Audiology Awareness Month also serves to educate the public about the role of audiologists when it comes to hearing health care. According to the Bureau of Labor Statistics, there were about 13,000 audiologists in the U.S. in 2013. Audiologists are primary healthcare professionals who are licensed to evaluate, diagnose and treat hearing loss as well as balance disorders. Some may think that audiologists are only for elderly people with age related hearing loss, but nothing could be further from the truth. Audiologists have a valuable and varied role in treating the hearing health of people of all ages, from the very young to the very old. They not only perform hearing evaluations and fit hearing aids, but also treat noise induced hearing loss, ear infections, trauma and damage to inner ear and eardrum due to illness or ototoxic medications.
In addition to highlighting the importance of hearing health and bringing attention to audiology, Audiology Awareness Month also brings attention to the potential ramifications of leaving hearing loss untreated. Hearing loss is the third most common health condition faced by older adults after heart disease and diabetes, yet unlike those conditions only 20 percent of those with hearing loss actually seek treatment. In multiple studies, untreated hearing loss has been linked to higher rates of depression, as well as anger, frustration and social isolation. Other studies have shown that those with untreated hearing loss have higher risk of dementia and cognitive decline.

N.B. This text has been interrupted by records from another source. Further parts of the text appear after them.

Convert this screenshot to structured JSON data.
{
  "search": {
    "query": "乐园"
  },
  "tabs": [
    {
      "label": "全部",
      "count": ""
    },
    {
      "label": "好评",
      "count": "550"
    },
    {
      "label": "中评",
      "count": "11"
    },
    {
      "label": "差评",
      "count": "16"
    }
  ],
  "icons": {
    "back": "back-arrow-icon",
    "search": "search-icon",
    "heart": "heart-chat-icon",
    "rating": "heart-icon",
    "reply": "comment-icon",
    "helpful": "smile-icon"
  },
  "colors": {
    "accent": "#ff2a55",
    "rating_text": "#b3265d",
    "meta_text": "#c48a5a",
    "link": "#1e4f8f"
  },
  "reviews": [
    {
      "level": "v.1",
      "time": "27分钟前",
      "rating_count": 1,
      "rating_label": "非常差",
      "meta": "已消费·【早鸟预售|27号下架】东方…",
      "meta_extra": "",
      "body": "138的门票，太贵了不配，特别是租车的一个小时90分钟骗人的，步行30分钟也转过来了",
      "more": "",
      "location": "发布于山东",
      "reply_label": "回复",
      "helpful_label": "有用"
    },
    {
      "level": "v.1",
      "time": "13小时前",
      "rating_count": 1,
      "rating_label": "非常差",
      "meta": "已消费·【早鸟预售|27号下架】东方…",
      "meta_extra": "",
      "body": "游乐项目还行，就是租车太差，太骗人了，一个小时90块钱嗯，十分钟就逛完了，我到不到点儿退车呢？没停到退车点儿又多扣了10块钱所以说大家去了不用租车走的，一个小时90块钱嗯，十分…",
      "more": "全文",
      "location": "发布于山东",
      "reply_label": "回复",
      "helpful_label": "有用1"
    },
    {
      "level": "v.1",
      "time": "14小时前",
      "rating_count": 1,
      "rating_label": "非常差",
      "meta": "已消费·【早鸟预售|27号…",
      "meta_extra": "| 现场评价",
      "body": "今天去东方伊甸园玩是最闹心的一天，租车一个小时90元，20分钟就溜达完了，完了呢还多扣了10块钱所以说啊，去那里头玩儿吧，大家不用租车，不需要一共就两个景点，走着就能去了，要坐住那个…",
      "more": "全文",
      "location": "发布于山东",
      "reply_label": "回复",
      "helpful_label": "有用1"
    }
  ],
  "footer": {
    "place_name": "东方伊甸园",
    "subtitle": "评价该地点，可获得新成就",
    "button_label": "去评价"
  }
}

Across the U.S., various chapters of the university based Student Academy of Audiology are doing their part as well, participating in their “Ask Me about Audiology” campaign. On Oct. 24, members of the SAA will be out in full force at local parks, fairs and sporting events, speaking to the public about the importance of hearing protection as well as distributing 3000 pairs of earplugs. In the past, chapters have participated in activities like making videos depicting the role of audiologists and their benefit to hearing health, offering free hearing screenings and distributing flyers. Groups of students have also traveled with licensed audiologists to impoverished areas to give hearing tests and fit hearing aids to people that might not otherwise have access to those services.
Even community-based organizations are getting involved in Audiology Awareness month as an opportunity to educate the public about hearing health and safety. On Oct. 6, for example, under the tagline “It’s a Noisy Planet: Protect their Hearing!” Safe Kids Broward County will be hosting an event for the community that will feature free hearing screenings, free hearing protection and even free amplified telephones for those who qualify.
Social media is, of course, a large part of the campaign’s reach. A simple search on Facebook yields more than 1000 posts mentioning Audiology Awareness Month, making it easy for you to find upcoming hearing health events in your local area. The AAA is also encouraging everyone to go have a hearing exam and then post about it on Twitter using the hashtag #audiologyawarenessmonth to spread the word and encourage others to do the same.
Bottom line? October is a great month to get your hearing checked, or to encourage a loved one to do so. Make an appointment with a hearing care professional in your area, and be part of the conversation once again.